The Golden Age of Treatises

From a 1997 obituary of law professor Louis Loss, the author of a widely-used treatise on securities law:

In shaping the field of securities law, Mr. Loss was known for efforts to apply common sense to statutes that were somewhat opaque. “He was the great codifier,” Mr. Seligman said yesterday. “He could see the field as a whole. He gave it shape and direction.”

In 1993, he told a reporter that he was proudest of his role as a treatise writer. “There are people at this faculty who scorn treatise writing and liken legal treatises to battleships — prime, prestigious stuff in their time, but not really worth their keep in the contemporary world,” he said. “They prefer to write about the sex lives of caterpillars. But what they don’t realize is that these books have shaped the law. They have made a field of law that didn’t exist before.”

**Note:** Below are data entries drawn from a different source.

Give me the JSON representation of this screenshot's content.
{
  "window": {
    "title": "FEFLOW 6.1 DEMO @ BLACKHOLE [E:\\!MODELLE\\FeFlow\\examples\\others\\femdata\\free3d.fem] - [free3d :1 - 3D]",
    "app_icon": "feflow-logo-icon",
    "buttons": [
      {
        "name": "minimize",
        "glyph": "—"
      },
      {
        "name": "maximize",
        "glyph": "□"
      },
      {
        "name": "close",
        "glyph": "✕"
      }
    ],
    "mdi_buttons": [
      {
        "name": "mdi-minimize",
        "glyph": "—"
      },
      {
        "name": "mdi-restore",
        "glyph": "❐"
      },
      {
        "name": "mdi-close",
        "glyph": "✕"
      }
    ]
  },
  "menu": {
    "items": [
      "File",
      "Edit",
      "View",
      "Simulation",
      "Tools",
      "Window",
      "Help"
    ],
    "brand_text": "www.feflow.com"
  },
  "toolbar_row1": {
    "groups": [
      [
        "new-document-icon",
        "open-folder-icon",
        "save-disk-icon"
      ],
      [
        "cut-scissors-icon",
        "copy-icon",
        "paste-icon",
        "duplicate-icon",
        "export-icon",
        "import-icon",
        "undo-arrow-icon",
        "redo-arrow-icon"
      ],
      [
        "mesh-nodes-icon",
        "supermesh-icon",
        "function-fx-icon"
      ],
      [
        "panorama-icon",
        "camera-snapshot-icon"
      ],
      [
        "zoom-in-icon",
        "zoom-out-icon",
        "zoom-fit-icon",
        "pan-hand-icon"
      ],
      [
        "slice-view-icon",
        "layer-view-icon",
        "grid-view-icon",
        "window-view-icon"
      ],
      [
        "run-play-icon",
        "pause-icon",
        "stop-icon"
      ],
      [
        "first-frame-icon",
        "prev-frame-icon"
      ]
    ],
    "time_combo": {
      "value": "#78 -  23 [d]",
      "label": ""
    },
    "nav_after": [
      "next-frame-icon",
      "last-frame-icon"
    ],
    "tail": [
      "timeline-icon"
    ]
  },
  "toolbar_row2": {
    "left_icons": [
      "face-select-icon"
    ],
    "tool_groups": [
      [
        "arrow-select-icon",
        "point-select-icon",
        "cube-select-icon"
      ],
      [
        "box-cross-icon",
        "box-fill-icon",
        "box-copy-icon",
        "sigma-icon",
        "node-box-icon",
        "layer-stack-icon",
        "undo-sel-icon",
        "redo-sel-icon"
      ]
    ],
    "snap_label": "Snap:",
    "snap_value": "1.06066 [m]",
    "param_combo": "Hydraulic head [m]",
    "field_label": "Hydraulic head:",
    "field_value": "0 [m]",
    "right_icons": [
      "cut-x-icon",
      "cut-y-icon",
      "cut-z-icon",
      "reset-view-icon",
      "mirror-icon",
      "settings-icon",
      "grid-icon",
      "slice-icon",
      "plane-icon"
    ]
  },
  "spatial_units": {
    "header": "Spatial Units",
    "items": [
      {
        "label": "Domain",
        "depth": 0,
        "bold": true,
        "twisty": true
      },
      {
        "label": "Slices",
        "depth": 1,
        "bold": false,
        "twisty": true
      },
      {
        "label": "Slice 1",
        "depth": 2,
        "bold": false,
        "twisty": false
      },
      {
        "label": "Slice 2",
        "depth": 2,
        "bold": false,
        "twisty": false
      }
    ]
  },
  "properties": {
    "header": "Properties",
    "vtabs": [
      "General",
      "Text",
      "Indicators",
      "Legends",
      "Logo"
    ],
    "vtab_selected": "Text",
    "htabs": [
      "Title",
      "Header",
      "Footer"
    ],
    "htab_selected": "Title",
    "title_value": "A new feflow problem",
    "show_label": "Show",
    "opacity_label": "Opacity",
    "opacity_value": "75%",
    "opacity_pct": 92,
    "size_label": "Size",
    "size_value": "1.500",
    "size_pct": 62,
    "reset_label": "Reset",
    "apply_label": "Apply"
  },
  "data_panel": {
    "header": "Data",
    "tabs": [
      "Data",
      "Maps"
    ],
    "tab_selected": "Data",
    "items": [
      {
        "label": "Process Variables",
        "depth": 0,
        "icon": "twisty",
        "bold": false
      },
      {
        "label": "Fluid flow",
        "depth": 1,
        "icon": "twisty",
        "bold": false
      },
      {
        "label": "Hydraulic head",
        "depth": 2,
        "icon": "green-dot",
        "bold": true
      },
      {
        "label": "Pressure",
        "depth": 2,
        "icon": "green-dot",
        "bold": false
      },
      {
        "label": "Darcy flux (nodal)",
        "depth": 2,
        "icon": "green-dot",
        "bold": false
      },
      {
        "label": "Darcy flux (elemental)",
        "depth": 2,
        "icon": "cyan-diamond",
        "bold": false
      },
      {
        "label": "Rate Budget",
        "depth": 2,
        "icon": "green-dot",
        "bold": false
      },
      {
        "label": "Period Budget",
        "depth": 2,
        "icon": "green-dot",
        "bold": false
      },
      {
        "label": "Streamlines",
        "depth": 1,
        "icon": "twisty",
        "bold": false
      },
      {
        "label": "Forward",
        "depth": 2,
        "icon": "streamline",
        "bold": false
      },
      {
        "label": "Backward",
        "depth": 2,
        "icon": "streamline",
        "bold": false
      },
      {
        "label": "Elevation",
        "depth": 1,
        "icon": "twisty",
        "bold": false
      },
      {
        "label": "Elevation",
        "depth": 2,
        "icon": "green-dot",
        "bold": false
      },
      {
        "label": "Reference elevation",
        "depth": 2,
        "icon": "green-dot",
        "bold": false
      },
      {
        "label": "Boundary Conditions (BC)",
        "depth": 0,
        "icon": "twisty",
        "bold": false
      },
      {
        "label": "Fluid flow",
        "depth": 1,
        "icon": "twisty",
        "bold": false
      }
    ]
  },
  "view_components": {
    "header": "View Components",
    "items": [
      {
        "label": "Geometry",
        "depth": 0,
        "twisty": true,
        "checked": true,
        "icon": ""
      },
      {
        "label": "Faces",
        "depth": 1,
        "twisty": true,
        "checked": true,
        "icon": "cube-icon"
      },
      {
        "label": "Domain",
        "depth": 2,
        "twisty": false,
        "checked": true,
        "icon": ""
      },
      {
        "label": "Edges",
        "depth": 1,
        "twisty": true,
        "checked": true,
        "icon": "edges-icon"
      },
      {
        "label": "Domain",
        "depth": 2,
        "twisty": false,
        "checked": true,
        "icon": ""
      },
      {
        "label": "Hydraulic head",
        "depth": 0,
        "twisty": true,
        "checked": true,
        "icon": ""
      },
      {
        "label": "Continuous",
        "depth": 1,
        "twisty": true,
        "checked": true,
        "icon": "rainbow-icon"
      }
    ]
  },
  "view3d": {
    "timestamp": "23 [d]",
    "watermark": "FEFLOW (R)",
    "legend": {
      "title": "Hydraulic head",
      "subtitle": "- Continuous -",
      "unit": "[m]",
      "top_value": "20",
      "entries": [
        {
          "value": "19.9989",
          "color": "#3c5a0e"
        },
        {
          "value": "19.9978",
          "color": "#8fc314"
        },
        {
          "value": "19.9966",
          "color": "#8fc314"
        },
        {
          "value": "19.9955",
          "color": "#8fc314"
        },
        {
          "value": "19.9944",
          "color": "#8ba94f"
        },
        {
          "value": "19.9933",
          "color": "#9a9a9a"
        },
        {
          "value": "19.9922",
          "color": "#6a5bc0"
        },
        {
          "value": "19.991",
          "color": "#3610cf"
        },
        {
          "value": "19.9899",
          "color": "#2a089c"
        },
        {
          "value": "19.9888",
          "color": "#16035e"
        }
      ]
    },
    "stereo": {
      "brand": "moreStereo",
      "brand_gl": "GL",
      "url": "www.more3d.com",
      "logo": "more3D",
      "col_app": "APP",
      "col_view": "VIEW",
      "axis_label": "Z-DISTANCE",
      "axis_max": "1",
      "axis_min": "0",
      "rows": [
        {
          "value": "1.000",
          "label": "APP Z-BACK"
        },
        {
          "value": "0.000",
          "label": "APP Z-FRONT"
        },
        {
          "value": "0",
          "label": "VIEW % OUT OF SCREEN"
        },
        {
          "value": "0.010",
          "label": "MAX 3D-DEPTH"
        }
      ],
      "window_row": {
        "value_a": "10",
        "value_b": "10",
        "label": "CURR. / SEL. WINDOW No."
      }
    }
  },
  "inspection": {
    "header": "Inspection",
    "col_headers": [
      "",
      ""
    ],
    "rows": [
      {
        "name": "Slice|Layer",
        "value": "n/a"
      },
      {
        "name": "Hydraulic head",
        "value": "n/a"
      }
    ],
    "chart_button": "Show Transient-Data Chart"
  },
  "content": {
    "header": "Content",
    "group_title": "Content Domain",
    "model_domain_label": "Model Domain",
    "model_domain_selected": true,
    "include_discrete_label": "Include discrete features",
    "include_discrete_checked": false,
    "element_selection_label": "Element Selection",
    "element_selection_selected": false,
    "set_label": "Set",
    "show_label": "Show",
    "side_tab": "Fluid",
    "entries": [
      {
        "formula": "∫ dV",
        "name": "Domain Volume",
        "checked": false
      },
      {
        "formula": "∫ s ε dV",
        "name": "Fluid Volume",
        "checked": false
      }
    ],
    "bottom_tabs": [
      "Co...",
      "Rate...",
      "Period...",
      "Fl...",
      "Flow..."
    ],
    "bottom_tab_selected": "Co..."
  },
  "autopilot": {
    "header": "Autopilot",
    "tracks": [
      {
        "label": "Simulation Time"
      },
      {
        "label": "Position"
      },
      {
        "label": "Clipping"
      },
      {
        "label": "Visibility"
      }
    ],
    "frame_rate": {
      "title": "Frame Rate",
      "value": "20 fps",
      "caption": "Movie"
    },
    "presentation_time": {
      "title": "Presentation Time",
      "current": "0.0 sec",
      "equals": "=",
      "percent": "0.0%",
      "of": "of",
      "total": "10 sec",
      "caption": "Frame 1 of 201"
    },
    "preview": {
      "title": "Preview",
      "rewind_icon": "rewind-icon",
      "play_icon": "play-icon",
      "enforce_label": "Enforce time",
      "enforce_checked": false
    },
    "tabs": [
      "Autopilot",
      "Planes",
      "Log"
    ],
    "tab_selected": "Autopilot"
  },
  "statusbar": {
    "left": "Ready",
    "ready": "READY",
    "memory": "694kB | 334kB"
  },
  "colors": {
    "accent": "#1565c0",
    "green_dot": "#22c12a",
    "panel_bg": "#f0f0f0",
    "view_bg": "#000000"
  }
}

One of Mr. Loss’s favorite anecdotes, Mr. Seligman said, dealt with a time in the 1960’s when he became overwhelmed and depressed by how hard he found it to keep up with new developments in securities law. He consulted a colleague, an eminent professor at Harvard, who said it was his own fault: he had given up his 13th Amendment rights when he chose to write a treatise on a broad field of law. The 13th Amendment barred slavery.

I have a very small role in a prominent treatise, and it’s true that such work isn’t considered valuable from a scholarly perspective any more. I tend to think of treatise work as more about service than scholarship: It’s a way to help explain the law to others, more like blogging than writing law review articles. Fortunately I haven’t experienced any 13th Amendment problems, but then I only cover a small part of the treatise.